Une hiérarchie du réalisme : la cohérence comme prime de valeur

  • Si les multiples médians EV/EBITDA du mid-market européen semblent stables depuis 2019 (≈ 9,5x selon Argos, T1 2025), cette apparente stabilité masque une polarisation croissante : 32 % des transactions s’effectuent désormais à des niveaux extrêmes (<7x ou >15x), signe d’un marché devenu plus sélectif.
  • Dans les PME, les écarts intra-sectoriels se sont élargis — par exemple dans le secteur des logiciels, où les valorisations varient de 3,7x à 6,6x selon la taille et le profil. Cette dispersion accrue traduit un tri plus rigoureux entre les modèles.
  • Ce différentiel ne s’explique plus uniquement par le secteur ou la croissance projetée.

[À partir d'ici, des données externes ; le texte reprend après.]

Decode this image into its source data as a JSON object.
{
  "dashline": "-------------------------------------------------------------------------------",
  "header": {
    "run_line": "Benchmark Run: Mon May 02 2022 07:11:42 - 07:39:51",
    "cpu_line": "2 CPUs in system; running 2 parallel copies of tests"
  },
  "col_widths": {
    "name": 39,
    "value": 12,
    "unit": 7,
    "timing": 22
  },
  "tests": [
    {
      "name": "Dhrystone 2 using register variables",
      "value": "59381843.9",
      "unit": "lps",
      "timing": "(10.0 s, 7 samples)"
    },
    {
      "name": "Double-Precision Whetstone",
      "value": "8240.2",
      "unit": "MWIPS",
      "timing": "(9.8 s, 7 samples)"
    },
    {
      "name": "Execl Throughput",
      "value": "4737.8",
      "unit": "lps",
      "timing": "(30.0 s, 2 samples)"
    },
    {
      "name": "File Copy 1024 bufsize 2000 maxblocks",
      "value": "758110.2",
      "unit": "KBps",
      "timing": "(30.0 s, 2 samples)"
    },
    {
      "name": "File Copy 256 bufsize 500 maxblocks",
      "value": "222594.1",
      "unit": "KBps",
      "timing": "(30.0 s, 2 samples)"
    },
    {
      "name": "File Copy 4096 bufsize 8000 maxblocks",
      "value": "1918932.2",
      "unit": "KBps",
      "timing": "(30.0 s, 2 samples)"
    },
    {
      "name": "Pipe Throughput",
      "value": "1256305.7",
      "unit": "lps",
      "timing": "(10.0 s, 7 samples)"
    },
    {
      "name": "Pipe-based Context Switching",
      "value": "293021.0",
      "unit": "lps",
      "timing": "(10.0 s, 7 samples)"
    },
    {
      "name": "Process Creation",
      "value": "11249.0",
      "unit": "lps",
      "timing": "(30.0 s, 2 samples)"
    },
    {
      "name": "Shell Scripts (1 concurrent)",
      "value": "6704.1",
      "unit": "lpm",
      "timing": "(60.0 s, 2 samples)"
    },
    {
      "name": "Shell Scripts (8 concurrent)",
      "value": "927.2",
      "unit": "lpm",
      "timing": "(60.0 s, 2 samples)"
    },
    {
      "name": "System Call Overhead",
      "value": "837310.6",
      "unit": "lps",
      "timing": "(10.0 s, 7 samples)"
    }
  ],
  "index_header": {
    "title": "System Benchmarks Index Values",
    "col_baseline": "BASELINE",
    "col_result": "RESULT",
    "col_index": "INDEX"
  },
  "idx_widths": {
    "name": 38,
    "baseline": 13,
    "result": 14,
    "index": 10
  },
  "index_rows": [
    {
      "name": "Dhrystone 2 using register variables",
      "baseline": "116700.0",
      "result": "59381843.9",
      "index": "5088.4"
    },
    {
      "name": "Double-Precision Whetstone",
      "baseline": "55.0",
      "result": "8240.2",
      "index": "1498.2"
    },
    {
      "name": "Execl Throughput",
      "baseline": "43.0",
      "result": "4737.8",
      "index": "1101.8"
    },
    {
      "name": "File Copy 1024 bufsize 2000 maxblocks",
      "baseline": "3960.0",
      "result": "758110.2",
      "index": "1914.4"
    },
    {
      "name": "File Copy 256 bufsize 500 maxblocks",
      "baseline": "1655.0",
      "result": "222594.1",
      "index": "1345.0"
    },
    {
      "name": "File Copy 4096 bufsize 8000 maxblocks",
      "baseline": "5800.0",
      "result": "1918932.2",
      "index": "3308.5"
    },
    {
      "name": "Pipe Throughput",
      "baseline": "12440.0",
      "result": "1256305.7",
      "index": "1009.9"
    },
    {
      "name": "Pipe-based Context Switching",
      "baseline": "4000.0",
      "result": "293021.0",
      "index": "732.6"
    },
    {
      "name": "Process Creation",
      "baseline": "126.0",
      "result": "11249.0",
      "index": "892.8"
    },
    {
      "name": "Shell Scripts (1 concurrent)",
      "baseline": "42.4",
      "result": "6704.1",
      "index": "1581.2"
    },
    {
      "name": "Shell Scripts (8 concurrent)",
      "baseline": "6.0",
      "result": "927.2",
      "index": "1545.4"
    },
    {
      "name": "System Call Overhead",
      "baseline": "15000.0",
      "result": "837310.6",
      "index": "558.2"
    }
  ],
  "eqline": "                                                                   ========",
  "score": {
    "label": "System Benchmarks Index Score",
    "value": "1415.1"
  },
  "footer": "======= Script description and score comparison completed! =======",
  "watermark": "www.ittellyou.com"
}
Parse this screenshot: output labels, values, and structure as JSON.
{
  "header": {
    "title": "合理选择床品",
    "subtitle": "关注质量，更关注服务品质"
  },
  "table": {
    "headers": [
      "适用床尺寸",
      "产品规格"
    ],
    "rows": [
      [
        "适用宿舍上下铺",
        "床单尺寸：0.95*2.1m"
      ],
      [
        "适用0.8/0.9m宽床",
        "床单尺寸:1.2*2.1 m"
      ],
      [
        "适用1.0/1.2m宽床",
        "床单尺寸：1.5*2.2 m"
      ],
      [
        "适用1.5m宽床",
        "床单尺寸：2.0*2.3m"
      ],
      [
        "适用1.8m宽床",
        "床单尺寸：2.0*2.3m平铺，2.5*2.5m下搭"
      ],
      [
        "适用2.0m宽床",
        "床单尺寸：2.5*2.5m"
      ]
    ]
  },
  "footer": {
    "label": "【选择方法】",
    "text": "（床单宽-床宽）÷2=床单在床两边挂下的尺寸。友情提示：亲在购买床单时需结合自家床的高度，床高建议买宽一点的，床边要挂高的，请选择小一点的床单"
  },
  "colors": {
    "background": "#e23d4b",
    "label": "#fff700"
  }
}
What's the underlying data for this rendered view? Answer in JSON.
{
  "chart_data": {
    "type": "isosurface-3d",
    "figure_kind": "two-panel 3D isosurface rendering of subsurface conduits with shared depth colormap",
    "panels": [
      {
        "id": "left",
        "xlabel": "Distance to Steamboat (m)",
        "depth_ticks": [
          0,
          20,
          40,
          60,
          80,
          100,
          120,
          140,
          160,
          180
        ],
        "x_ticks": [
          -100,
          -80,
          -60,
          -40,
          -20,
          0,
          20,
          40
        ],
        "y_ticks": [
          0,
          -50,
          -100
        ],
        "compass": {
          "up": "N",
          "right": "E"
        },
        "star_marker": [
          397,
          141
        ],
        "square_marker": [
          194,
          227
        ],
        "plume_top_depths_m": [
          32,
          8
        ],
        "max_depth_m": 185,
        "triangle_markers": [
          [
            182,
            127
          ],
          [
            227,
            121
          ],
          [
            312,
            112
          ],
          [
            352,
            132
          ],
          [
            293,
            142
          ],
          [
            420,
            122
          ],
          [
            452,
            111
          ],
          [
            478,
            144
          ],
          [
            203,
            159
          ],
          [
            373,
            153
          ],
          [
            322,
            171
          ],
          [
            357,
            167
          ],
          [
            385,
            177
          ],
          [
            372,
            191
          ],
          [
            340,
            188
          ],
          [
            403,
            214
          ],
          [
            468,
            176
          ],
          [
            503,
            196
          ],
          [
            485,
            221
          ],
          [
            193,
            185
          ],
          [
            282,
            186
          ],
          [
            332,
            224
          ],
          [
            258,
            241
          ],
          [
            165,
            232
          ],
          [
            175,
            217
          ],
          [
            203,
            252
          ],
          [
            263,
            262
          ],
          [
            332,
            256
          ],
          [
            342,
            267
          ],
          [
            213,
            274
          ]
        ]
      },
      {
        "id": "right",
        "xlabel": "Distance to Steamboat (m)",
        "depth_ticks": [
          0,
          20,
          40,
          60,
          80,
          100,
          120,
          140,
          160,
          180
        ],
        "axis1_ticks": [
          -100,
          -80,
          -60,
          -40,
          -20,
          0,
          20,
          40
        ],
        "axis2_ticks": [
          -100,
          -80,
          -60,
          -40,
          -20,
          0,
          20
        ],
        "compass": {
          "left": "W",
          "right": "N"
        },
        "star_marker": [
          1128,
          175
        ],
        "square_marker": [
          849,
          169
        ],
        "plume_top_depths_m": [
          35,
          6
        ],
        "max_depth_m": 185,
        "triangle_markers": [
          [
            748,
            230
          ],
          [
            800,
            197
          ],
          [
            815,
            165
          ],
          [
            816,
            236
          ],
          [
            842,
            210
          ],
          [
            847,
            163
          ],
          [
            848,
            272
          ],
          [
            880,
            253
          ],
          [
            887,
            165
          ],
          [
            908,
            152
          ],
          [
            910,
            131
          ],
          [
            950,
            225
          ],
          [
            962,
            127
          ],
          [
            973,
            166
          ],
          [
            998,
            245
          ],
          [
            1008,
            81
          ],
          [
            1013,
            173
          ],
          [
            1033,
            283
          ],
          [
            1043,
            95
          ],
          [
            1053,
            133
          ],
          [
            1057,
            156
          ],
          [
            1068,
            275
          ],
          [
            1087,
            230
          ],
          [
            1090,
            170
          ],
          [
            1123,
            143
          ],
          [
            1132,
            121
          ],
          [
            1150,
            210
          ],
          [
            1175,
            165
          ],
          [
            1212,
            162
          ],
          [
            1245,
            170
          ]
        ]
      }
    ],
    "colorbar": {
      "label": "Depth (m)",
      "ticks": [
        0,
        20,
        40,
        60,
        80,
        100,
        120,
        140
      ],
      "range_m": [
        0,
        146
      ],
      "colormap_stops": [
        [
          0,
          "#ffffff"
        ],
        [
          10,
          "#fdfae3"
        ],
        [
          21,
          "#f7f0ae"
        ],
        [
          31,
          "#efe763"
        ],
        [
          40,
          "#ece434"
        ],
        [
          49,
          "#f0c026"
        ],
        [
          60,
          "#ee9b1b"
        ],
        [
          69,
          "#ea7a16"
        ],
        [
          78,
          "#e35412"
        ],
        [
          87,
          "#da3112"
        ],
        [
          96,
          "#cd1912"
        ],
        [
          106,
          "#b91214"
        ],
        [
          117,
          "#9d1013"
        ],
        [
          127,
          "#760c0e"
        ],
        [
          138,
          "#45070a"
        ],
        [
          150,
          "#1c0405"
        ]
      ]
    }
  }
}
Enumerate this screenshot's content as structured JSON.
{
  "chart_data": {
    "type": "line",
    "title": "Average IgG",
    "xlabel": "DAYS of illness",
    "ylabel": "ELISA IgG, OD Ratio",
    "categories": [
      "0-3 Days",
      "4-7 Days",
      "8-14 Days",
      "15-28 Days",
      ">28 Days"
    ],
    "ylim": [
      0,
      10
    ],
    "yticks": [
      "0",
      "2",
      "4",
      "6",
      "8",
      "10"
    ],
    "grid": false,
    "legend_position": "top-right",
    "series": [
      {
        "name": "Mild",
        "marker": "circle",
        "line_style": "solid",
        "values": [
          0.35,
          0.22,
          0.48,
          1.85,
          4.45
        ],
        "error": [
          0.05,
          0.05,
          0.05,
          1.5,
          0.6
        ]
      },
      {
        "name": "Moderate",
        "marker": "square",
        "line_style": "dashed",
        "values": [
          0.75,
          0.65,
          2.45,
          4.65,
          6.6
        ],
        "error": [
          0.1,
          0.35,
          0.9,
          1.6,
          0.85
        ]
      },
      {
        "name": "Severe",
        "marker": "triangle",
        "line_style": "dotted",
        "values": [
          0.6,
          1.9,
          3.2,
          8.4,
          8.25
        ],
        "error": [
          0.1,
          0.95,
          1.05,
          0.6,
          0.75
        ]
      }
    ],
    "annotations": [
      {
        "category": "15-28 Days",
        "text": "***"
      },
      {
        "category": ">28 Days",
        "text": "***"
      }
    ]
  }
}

Il reflète la capacité des entreprises à générer du cash de manière récurrente, à piloter leurs risques spécifiques et à démontrer une trajectoire crédible.
  • Deux acteurs d’un même marché peuvent ainsi être valorisés du simple au double selon leur maîtrise opérationnelle, leur structure financière et la cohérence de leur narration stratégique.
  • En 2025, la valorisation ne mesure plus une ambition, mais une capacité démontrée à délivrer : elle devient le révélateur d’une maturité de gestion — celle qui sait articuler performance passée, discipline présente et ambition réaliste.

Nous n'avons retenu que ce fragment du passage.